Sunday, August 8, 2010

Robby The Streak.

At the very real risk of nauseating you with more Robby-isms, boring you to tears or making you wish you'd never been born, or all three, maybe just a few more thoughts. Good thing I don't have a camera, eh?

Today my friend said I should have a contest. Blog readers, take the letters of Robby's name and see how many words you can come up with that describe Robby. R. O. B. B. Y. My friend got it started with Roll, Run, Rip, Rampage, Rummage and, of course, Rasputin-ish. O?, anyone?

The prize is a picture of Robby. Of course, like I just said, I don't have a camera. My camera seems to have gone the way of the frying pan, except the camera went first. Even if I had a camera, I should like to know how to post pictures on a blog.

Robby is a study when it comes to folding laundry. He intently watches every move, especially the repetition of underwear. After a while, he decides to "help." To distract him from "helping," I built a fort with pillows (I have six pillows on the bed). That was a BIG hit. With the pillows propped just so and one as a top, Robby now has a Pillow Fort, which is really a Pillow Tunnel. I have a feeling I will be reconstructing it every morning.

Robby had a little surprise when he jumped in the kitchen trash can today. Mike had just taken out the garbage and placed a new liner in the can. So when Robby made his flying leap, TRA-LA, he descended clean to the bottom of the tall can. Because, of course, there was no good garbage filling the can 1/2 to 3/4 full for him to land on. Robby understands NO! He just has selective memory sometimes.

My same friend above, titled her email The Puddy Cat. That is correct. I didn't say it right last blog when I said Putty Cat. Putty Cat would seem to indicate some sort of adhesive. For a bathroom project or what have you. Or maybe that Robby is really a Gumby. Puddy Cat is exactly what it should be. I was glad for the enlightenment.

Mike just got on my nerves, because when I blog I don't need any fooling around near by. And Mike was fixing a snack and rinsing dishes, 4 feet away from where I type. I asked, What are you doing? He said, Excuse me for living. I said, Okay.

Then, Mike caught me, just now, playing with Robby on the computer desk. Robby loves and adores to watch my fingers fly over the keys. Mike says, I know who your favorite is. I said, What do you mean? I thought he meant maybe Jazzi. But he meant himself. Because Robby is allowed to mess up my train-of-blogging-thought, but he, Mike, is not.

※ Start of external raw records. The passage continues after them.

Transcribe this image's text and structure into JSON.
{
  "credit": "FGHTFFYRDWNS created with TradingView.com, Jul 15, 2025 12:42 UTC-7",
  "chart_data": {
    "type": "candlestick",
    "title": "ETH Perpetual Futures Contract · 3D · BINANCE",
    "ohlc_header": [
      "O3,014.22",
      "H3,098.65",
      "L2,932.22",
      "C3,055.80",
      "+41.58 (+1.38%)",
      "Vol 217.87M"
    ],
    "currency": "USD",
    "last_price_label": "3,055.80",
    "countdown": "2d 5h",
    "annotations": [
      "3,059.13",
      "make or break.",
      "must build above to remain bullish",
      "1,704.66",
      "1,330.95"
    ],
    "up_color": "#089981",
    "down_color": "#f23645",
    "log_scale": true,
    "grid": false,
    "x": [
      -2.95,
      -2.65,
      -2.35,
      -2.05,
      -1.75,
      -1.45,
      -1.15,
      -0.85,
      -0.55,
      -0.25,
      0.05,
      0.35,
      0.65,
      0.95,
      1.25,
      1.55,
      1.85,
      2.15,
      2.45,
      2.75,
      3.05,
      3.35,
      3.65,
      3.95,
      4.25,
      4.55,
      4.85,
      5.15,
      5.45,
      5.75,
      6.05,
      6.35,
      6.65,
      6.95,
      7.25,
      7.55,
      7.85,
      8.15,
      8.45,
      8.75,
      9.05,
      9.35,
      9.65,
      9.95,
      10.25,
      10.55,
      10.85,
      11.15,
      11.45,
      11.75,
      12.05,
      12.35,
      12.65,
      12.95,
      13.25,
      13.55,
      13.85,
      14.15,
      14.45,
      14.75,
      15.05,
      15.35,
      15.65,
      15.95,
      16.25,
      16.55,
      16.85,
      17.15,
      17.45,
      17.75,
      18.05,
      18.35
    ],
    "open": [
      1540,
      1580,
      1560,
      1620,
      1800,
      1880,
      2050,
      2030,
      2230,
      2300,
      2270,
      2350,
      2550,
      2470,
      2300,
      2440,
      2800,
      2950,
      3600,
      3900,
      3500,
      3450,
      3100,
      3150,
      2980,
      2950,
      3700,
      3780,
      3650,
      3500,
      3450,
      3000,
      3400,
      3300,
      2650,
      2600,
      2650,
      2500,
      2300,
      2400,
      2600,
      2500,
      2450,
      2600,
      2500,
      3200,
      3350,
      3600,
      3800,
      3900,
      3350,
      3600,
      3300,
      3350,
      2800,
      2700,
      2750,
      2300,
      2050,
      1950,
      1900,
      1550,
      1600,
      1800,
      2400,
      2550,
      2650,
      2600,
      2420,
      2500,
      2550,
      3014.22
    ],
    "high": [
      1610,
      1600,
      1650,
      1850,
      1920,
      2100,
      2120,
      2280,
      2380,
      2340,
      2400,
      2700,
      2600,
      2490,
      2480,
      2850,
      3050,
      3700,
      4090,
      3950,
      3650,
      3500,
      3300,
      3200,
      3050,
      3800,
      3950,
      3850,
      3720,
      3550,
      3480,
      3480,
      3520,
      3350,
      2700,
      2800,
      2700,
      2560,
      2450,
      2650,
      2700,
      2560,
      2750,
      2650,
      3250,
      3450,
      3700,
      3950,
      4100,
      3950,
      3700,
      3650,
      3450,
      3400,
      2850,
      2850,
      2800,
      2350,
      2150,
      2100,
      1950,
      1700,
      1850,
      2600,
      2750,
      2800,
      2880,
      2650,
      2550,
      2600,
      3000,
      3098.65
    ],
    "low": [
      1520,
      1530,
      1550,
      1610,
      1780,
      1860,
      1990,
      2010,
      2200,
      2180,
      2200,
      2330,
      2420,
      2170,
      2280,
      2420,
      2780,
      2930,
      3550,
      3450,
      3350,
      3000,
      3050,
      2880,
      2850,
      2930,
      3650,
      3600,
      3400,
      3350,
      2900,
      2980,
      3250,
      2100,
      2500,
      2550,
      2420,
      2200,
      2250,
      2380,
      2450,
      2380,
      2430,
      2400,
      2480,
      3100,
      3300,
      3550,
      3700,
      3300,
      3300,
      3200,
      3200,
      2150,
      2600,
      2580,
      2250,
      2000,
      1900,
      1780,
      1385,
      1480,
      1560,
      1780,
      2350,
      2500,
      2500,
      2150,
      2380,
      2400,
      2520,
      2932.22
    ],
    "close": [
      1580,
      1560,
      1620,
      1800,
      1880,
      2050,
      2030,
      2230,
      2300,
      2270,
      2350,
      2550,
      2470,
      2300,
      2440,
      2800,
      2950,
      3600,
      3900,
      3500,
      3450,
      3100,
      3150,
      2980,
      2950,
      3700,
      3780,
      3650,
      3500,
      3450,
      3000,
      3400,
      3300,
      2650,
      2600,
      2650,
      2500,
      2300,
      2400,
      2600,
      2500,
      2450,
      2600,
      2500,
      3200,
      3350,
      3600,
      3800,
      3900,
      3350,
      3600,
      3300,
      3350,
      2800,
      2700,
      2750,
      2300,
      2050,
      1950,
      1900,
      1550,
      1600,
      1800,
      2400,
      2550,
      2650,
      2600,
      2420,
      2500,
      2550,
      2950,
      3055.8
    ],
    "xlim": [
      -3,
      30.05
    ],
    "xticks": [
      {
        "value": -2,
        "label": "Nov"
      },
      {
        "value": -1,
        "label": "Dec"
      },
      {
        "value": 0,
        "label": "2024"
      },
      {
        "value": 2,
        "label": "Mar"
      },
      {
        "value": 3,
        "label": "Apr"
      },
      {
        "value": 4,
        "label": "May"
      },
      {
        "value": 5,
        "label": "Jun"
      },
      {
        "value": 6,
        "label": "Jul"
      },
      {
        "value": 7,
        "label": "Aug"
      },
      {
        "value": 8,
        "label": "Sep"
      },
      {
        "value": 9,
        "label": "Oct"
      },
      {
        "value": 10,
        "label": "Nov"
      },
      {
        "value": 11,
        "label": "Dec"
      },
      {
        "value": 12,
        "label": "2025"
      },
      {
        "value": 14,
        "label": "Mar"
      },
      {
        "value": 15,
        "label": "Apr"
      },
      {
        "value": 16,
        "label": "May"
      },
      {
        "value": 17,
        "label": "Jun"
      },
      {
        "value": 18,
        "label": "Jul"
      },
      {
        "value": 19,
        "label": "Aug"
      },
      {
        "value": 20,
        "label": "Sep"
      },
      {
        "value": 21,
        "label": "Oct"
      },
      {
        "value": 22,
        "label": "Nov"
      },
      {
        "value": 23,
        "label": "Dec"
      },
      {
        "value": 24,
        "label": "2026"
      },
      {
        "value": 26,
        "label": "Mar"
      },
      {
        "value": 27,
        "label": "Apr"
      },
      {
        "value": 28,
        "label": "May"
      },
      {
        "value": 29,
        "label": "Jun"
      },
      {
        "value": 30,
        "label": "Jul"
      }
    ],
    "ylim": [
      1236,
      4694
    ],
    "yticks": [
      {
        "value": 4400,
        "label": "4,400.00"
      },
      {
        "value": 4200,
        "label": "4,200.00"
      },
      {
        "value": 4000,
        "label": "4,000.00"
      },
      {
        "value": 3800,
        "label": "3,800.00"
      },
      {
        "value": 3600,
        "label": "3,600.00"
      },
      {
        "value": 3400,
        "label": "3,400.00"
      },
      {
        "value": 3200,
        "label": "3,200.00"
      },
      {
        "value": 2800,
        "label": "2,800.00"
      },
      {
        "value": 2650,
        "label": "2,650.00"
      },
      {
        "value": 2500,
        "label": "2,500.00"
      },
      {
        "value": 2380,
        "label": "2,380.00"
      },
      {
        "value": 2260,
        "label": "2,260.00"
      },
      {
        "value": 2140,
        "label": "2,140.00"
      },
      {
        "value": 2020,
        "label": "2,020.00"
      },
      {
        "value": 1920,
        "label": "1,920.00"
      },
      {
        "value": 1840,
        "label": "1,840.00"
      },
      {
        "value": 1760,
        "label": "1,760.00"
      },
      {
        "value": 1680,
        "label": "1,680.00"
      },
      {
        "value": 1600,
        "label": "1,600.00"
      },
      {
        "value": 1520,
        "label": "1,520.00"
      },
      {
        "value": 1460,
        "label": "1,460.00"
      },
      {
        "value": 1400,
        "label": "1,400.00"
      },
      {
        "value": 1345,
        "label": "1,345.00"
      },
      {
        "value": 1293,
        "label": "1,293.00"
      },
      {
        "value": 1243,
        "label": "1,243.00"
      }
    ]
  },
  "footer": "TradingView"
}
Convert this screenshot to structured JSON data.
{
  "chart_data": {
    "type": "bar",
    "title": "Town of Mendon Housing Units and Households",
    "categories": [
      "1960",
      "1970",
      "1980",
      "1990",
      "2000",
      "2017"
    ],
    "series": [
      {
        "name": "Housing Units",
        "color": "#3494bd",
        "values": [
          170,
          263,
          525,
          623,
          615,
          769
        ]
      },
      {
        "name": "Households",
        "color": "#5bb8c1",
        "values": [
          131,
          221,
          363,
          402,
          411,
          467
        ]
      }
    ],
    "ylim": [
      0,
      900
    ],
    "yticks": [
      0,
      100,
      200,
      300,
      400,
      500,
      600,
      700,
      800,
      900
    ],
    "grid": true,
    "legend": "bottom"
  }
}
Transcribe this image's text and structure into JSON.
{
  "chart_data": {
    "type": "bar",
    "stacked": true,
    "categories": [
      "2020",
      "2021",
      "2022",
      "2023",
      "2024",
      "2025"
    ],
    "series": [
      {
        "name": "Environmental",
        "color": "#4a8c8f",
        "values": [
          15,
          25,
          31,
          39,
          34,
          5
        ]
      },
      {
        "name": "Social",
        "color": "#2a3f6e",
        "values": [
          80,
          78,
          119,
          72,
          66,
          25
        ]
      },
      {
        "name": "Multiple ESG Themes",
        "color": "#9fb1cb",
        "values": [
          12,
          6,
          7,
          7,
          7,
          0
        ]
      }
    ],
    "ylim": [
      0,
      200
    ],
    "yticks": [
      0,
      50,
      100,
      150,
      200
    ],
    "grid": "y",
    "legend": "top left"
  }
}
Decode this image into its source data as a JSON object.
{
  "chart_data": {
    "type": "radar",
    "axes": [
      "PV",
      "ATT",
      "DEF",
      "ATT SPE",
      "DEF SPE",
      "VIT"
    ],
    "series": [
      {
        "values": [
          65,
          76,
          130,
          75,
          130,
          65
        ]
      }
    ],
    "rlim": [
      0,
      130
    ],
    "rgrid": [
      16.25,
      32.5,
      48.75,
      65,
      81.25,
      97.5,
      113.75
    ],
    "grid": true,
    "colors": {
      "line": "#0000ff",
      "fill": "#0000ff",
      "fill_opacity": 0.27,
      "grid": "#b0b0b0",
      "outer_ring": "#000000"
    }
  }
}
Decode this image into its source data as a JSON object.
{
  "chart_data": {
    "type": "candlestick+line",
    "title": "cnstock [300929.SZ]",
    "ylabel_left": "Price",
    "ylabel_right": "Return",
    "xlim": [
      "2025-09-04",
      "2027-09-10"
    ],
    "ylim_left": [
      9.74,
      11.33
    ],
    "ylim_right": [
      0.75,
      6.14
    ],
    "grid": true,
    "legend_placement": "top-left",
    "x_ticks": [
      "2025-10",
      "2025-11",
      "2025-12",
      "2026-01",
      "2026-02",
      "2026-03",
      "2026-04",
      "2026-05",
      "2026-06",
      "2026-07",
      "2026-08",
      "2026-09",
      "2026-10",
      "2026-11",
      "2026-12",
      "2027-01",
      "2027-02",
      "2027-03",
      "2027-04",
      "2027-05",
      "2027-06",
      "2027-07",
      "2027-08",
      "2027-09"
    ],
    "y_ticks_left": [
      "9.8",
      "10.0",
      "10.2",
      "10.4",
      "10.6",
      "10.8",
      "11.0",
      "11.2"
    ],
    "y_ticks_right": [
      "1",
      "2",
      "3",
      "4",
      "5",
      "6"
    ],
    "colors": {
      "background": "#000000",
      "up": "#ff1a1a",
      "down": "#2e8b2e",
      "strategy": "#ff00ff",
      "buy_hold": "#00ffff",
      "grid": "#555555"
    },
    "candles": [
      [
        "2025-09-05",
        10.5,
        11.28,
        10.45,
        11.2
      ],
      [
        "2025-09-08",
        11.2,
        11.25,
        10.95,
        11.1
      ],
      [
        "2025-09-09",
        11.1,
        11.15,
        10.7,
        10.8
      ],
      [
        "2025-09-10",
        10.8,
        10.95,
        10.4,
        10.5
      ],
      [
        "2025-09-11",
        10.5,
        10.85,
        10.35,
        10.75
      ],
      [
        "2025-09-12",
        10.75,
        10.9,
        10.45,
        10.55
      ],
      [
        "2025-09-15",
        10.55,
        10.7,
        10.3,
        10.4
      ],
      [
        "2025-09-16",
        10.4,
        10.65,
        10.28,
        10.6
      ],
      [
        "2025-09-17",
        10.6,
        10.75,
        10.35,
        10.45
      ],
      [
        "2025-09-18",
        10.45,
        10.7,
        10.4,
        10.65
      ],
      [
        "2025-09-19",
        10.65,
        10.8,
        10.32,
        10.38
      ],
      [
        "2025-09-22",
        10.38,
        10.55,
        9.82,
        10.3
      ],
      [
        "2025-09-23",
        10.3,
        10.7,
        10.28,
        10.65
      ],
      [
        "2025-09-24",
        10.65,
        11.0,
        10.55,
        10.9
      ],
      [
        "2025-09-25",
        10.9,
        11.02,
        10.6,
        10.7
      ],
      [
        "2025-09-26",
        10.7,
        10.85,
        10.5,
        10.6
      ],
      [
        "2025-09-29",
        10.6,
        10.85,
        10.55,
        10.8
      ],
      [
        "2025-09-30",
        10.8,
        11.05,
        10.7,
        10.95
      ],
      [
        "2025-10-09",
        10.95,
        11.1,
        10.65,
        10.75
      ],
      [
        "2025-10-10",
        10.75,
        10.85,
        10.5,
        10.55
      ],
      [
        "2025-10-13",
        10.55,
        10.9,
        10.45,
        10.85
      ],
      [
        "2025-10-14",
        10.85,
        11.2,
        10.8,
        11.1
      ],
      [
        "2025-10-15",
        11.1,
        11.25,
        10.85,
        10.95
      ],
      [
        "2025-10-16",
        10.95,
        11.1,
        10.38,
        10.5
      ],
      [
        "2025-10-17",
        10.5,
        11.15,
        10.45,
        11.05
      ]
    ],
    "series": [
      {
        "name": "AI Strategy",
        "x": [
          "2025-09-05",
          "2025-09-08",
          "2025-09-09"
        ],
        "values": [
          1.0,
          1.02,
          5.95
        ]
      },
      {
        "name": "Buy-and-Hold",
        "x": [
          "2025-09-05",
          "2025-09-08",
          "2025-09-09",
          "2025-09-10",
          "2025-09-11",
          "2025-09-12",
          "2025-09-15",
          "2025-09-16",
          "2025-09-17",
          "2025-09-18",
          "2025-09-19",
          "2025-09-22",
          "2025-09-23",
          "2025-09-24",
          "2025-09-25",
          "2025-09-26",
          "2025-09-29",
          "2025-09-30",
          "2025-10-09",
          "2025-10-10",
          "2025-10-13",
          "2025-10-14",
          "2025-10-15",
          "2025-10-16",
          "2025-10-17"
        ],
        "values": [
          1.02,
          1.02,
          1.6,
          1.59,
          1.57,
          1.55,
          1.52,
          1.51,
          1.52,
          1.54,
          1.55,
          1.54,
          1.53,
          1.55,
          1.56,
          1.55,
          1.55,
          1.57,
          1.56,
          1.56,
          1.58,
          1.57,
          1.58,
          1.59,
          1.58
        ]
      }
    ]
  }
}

Well, I knocked myself out making Mike's Annual Birthday Banana Cream Pie. It involved two trips to the store and a crummy homemade crust. Rats. I ate a piece, but since it's so late, Mike can't have that laying on his stomach at bedtime. He has to wait 'til tomorrow. What is more disappointing than your crust not turning out as usual? Now I am motivated to make another pie soon, so I can get it right.

The Rays are in a vortex. Rats on the Rays.

My friend gave me a massive fire engine red furry kitty hotel, two stories. Used. The other cat hair is on it. I am not allergic to Robby, but I think I'm allergic to this old other cat hair. That's too bad, eh?

Don't forget to enter the R. O. B. B. Y contest, ha, ha.